With almost 90 percent of Broward County's Jewish community not affiliated with a synagogue, Ramat Shalom in Plantation will open The Sam and Laura Hoffman Center for Jewish Life in September to provide spiritual direction and perform Jewish life cycle events for the growing number of Jews who have not made a synagogue a part of their lives.
The unaffiliated rate is "getting higher and higher," said Rabbi Cheryl Jacobs, who will direct the project. "We can make a difference in the face of Judaism and how people relate to their Judaism," said Jacobs, who is married to Ramat Shalom's Rabbi Andrew Jacobs.
Cheryl Jacobs is mindful of the many organizations that offer classes and programs for the unaffiliated. The outreach center is "just another option," she said. "Certainly there is enough learning going around."
The success of The Sam and Laura Hoffman Center for Jewish Life "sort of depends on where the minds lie," Jacobs said. "I guess we will be a test case."
The idea for an outreach center began to germinate last year when Rabbi Andrew Jacobs studied at the Clal (The National Center for Jewish Learning and Leadership) in New York City. Rabbis in the program discussed the future of the Jewish community and how it would survive, Andrew Jacobs said.
"The synagogue as we know it as a membership model is not going to be the synagogue 10 years from now," he said. "The synagogue has to change the way we do business."
Some of Broward County's unaffiliated Jews cannot afford membership in a synagogue, some have no interest in membership and others want to be involved in the synagogue without being members, Jacobs said. "Membership isn't the key. It's involvement."
At the same time, there are individuals who want to be synagogue members, so Ramat Shalom will keep the "hybrid model," Jacobs said.
The outreach center will offer "a la carte Judaism," he said. People will choose the classes and lifestyle services (baby naming, b'nai mitzvah, wedding, funeral) that they want, Jacobs explained. "You pay for it as you go."
Jacobs hopes the program will "knock down a lot of the borders that prevent 90 percent of our community from participating in Judaism."
Cheryl Jacobs said the outreach project is not seen as a way for Ramat Shalom to get new members. But, she said, "If you can give people an experience where they feel truly wanted and heard and respected, it is entirely possible that they will affiliate." She added, "If you can give people a positive religious experience, it is possible they will try again."
Ramat Shalom congregant Craig Lamm is underwriting the start-up costs for the outreach program named in memory of his maternal grandparents, Sam and Laura Hoffman.
"We have a gap there," Lamm said. "People aren't joining [synagogues]." There are people in the community who will never join a synagogue but want a Jewish life, he added. Lamm said he wants to "allow people to be Jewish in their own ways.

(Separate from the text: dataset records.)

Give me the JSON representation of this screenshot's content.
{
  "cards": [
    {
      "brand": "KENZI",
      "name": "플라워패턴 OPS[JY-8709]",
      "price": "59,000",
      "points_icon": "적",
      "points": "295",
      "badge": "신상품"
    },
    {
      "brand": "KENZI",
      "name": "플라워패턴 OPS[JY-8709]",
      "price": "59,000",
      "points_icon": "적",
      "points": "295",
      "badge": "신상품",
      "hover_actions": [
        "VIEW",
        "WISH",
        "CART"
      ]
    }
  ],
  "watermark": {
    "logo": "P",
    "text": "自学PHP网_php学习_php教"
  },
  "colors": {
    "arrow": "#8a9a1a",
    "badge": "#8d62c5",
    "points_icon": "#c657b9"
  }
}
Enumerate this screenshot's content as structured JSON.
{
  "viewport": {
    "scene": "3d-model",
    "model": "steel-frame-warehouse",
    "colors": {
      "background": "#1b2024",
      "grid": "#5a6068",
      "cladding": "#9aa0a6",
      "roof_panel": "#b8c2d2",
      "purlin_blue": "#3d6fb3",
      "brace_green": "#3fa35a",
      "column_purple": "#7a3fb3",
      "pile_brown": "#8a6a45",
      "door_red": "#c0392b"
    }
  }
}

Fee for service," he said, "is as simple as you can get.
"There's a side door of the synagogue," Lamm said, "and everybody should be welcomed in."
Dr. Ron Wolfson, a professor at the American Jewish University in Los Angeles and a consultant to synagogues, said he doesn't know of any synagogues that have started an outreach center like that at Ramat Shalom, although a number are ramping up their outreach programs.
The question for synagogues is how to organize what they are doing for outreach and to put a value on those services, Wolfson said. "I think it's exciting that a synagogue is thinking creatively about offering their services in a different kind of way to engage people."